Do you encourage your employees to fail? Doing so can produce some breakthrough ideas and products.
I am reading Exponential Organizations, a book written by Salim Ismail and one that anyone in the technology field should read, although applicable to all businesses. One concept that rings loud and clear in the first 100 pages is fail fast, fail often, while eliminating waste.
As we get older we become more risk averse and have so much information in our craniums, it can stop us from taking chances. It is a natural tendency that we need to work hard to overcome as individuals and as organizations. The most successful organizations today encourage failure. Not blind ignorant failure, but failure that produces learning and provides fresh insights into new possibilities. Patrick Thean often says, “there is no wisdom in the second kick of the mule, but I am always happy to pay tuition for people to learn from their failures.”
Things are changing so fast today and small companies are disrupting large companies with new ideas and the ability to be very agile. Larger, more established companies need to think like small companies and continue to reinvent themselves and eat their own children, products and services, rather than thinking in a linear fashion. Typical product development processes like Stage Gate may no longer be effective and take too long to introduce new offerings.
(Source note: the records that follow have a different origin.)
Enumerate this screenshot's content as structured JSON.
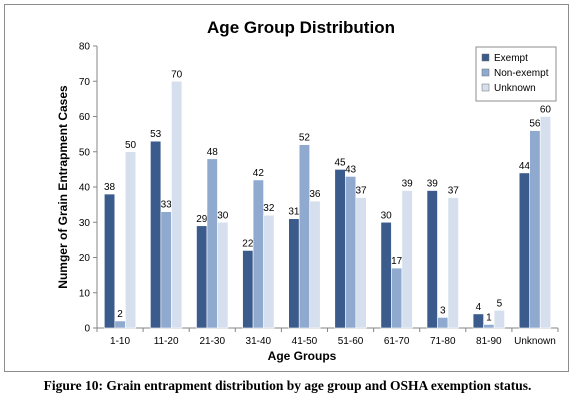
{
  "caption": "Figure 10: Grain entrapment distribution by age group and OSHA exemption status.",
  "chart_data": {
    "type": "bar",
    "title": "Age Group Distribution",
    "xlabel": "Age Groups",
    "ylabel": "Numger of Grain Entrapment Cases",
    "ylim": [
      0,
      80
    ],
    "yticks": [
      0,
      10,
      20,
      30,
      40,
      50,
      60,
      70,
      80
    ],
    "grid": false,
    "legend_position": "top-right",
    "categories": [
      "1-10",
      "11-20",
      "21-30",
      "31-40",
      "41-50",
      "51-60",
      "61-70",
      "71-80",
      "81-90",
      "Unknown"
    ],
    "series": [
      {
        "name": "Exempt",
        "color": "#3b5b8c",
        "values": [
          38,
          53,
          29,
          22,
          31,
          45,
          30,
          39,
          4,
          44
        ]
      },
      {
        "name": "Non-exempt",
        "color": "#8fa9cf",
        "values": [
          2,
          33,
          48,
          42,
          52,
          43,
          17,
          3,
          1,
          56
        ]
      },
      {
        "name": "Unknown",
        "color": "#d6dfee",
        "values": [
          50,
          70,
          30,
          32,
          36,
          37,
          39,
          37,
          5,
          60
        ]
      }
    ]
  }
}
So, ask yourself these questions:
- How many failures did we have last year?
- How many new ideas did we move forward?
- Do we reward failure?
- Do we promote innovation?
- What percentage of our sales came from new products or services last year?
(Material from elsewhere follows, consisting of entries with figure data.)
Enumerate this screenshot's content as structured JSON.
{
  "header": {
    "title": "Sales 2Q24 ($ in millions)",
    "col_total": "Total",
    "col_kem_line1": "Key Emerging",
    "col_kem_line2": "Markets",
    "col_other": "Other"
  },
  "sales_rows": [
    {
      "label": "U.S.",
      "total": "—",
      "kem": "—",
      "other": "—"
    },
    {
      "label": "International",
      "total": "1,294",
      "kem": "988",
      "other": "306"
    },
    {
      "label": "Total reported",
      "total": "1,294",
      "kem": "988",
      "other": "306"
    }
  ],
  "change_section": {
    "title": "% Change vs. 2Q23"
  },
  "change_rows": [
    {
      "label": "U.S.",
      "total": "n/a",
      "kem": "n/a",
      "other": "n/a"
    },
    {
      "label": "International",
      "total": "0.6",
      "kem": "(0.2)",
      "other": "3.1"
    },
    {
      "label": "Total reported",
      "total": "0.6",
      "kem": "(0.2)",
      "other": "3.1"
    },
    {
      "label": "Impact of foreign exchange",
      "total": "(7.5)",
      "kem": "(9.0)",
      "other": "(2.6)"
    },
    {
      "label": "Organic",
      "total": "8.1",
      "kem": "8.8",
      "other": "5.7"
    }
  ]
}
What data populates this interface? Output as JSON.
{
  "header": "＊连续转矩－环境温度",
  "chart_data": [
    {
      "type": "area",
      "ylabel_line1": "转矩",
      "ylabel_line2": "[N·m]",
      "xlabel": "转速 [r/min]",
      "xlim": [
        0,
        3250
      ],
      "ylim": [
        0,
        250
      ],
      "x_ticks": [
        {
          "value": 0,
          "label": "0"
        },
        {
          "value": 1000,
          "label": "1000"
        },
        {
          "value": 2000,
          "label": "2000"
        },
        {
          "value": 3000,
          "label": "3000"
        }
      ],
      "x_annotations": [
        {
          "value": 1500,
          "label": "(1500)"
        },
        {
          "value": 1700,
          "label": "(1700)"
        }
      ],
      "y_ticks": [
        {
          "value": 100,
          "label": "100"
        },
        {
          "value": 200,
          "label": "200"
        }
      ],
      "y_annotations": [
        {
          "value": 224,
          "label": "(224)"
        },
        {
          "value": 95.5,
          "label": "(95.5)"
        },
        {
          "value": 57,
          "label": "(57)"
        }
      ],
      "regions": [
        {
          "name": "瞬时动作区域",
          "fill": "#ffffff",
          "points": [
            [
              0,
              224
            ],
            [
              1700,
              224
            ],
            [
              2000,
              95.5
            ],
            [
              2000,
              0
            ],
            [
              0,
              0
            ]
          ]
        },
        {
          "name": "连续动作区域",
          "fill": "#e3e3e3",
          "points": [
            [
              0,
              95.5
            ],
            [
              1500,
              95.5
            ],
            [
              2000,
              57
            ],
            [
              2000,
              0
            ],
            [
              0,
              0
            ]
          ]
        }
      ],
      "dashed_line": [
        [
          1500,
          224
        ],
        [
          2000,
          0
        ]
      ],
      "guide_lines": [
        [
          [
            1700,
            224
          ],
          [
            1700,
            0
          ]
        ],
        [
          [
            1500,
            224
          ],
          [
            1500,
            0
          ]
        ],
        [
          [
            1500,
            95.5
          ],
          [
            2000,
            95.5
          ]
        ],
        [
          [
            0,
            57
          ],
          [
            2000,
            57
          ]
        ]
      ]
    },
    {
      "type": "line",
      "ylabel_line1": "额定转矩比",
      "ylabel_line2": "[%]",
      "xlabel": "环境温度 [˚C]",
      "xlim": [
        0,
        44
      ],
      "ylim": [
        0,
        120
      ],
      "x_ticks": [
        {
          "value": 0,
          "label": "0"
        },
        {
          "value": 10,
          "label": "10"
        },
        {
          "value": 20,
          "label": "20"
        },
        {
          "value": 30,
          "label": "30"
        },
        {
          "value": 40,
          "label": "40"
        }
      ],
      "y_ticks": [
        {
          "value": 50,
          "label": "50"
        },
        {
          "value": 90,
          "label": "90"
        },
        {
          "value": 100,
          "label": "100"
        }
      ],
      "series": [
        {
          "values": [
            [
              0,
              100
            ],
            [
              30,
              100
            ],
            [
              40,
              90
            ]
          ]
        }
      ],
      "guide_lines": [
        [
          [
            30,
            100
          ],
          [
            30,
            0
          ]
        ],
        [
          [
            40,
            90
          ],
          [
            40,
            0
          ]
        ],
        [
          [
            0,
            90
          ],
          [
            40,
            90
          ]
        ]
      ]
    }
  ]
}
- Are our margins growing or declining?
If you are not happy with your answers, think about making some changes. Taking risks and creating a culture to do so can yield breakthrough results. New offerings allow you to compete on value, not price, that increases your margins and bottom line.
Jim Collins encourages companies to fire bullets before firing cannons. These are the efforts to try out new ideas and test assumptions. Take the opportunity to learn from the failures and improve your ideas. Make adjustments, learn, repeat, and scale when you have perfected the concept.
You may consider putting a KPI in your dashboard to track failures. This would be a leading indicator to new ideas launched.
Many companies are using LEAN techniques such as kaizen to drive their innovation and improvement efforts. Apple did this when they launched their first Apple Store. They prototyped two stores, tested, redesigned, tested and repeated until they got it right. After they perfected the concept, they scaled quickly and now have at least 425 stores in sixteen countries. These are the most successful retail stores on the planet from profitability per square foot standpoint. In addition, it was the willingness to take risks, fail, and make adjustments to get it right before firing the cannons and expanding the number of stores. Eric Ries and Steve Blank have written a book that expands on this approach titled The Lean Start Up.
I have always liked the 3M model of encouraging innovation and new ideas and quite a few other well know companies have adopted this philosophy. How is your innovation pipeline today and are you encouraging failure? Please feel free to share your thoughts.